I have just made the arrangements for the statue’s transport when my niece comes rushing into my chambers, her black hair damp with sweat, her cheeks scarlet, as if she has run the whole way.
“We were nearly eaten by a lion!” Pythia cries, breathlessly telling the tale. “Tala took us to the market to choose new sandals. We were only halfway there when we heard shrieks. Then people ran in every direction at the sight of an escaped lion from the amphitheater.”
That accursed amphitheater! It has only just been finished and already the gladiatorial arena is a danger. “Well, what happened then?”
“Everyone ran from the wounded lion but Dora rushed to it and began to speak to it!”
I gasp, covering my cheeks with both hands. “Where is she now?”
“With the physician, but she isn’t hurt. Tacfarinas pulled Dora out of the way while Tala distracted the lion, but Tala was slashed and Euphorbus is tending her wounds now. Tala would have been eaten too if Dora hadn’t told her to plead with the lion in your name.”
“What?”
I ask, still weak with fear.
“Dora told her to talk to the lion and he might let her go. So Tala shouted that she served a great Ptolemaic queen. And when the lion cornered Tala against a market stall, she begged him to spare her in your name, for she was the caretaker of royal children. You should have seen the lion stare, listening to each word as he limped back and forth, pacing in front of her. Tala told the lion that the Queen of Mauretania would be very displeased with him if he should make a meal of her and pleaded with him to leave her in peace. So he did.”
“What?”
I say again, unable to comprehend it.
“Like a king, he listened to her petition, then set her free. He limped off into the street and left us alone, though I don’t know where the lion is now.”
“Sweet Isis!” Standing on wobbly knees, I rush to the chambers of my mage, where I find my daughter helping to bandage three claw marks on my Berber woman’s big thigh. “Is it true, Tala? You were slashed by a lion?”
My Berber woman tells the story just as Pythia told it, and I turn to my daughter, not knowing whether to clutch her against my breast or thrash her or both. “Why did you run toward the lion? What could you have been thinking?”
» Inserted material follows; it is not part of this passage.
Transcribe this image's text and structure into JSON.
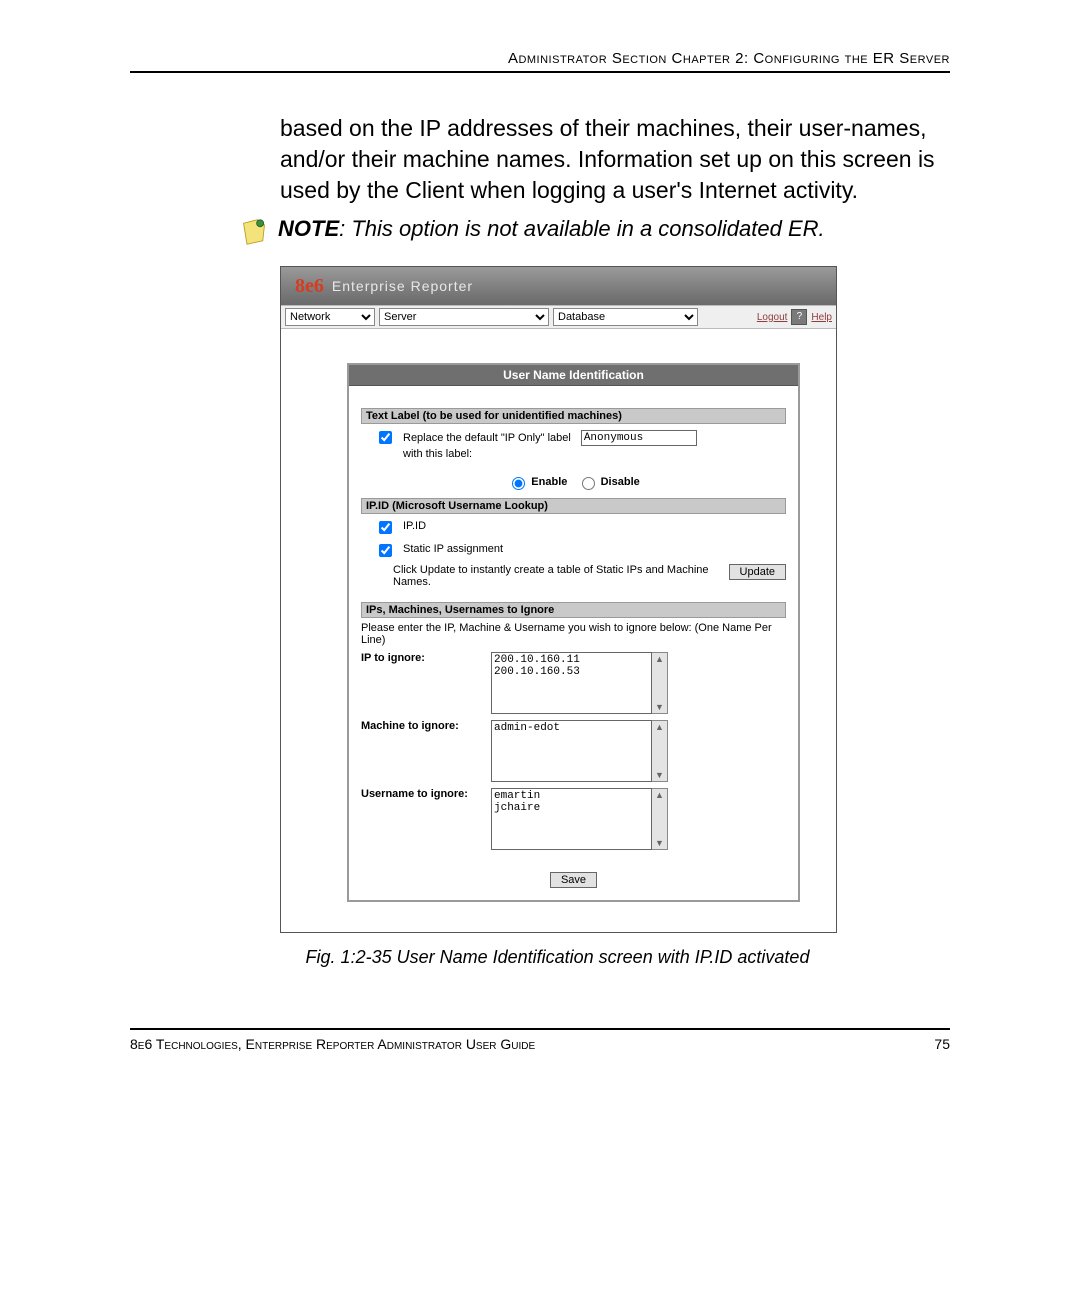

“He had a spear in his flank,” my daughter says. “He was badly wounded from the gladiator arena and needed help.”
Yes, I will thrash her
, I think. For the first time in her little life, I will thrash her until she is howling. It is only that I am still so weak with fear that I cannot make myself do it. “You could have been killed. You could have all been mauled to death in my market, far from me where I could do nothing to stop it.” The thought that I could have lost her—that I could have lost any of them—has me shaking all over. My emotions are so volcanic, I do not trust myself to touch her. “You are not a physician, Dora! You cannot heal every creature that crosses your path. Surely you understand danger. You will have no dinner tonight and you are
never
to be out of my sight again, do you hear me?”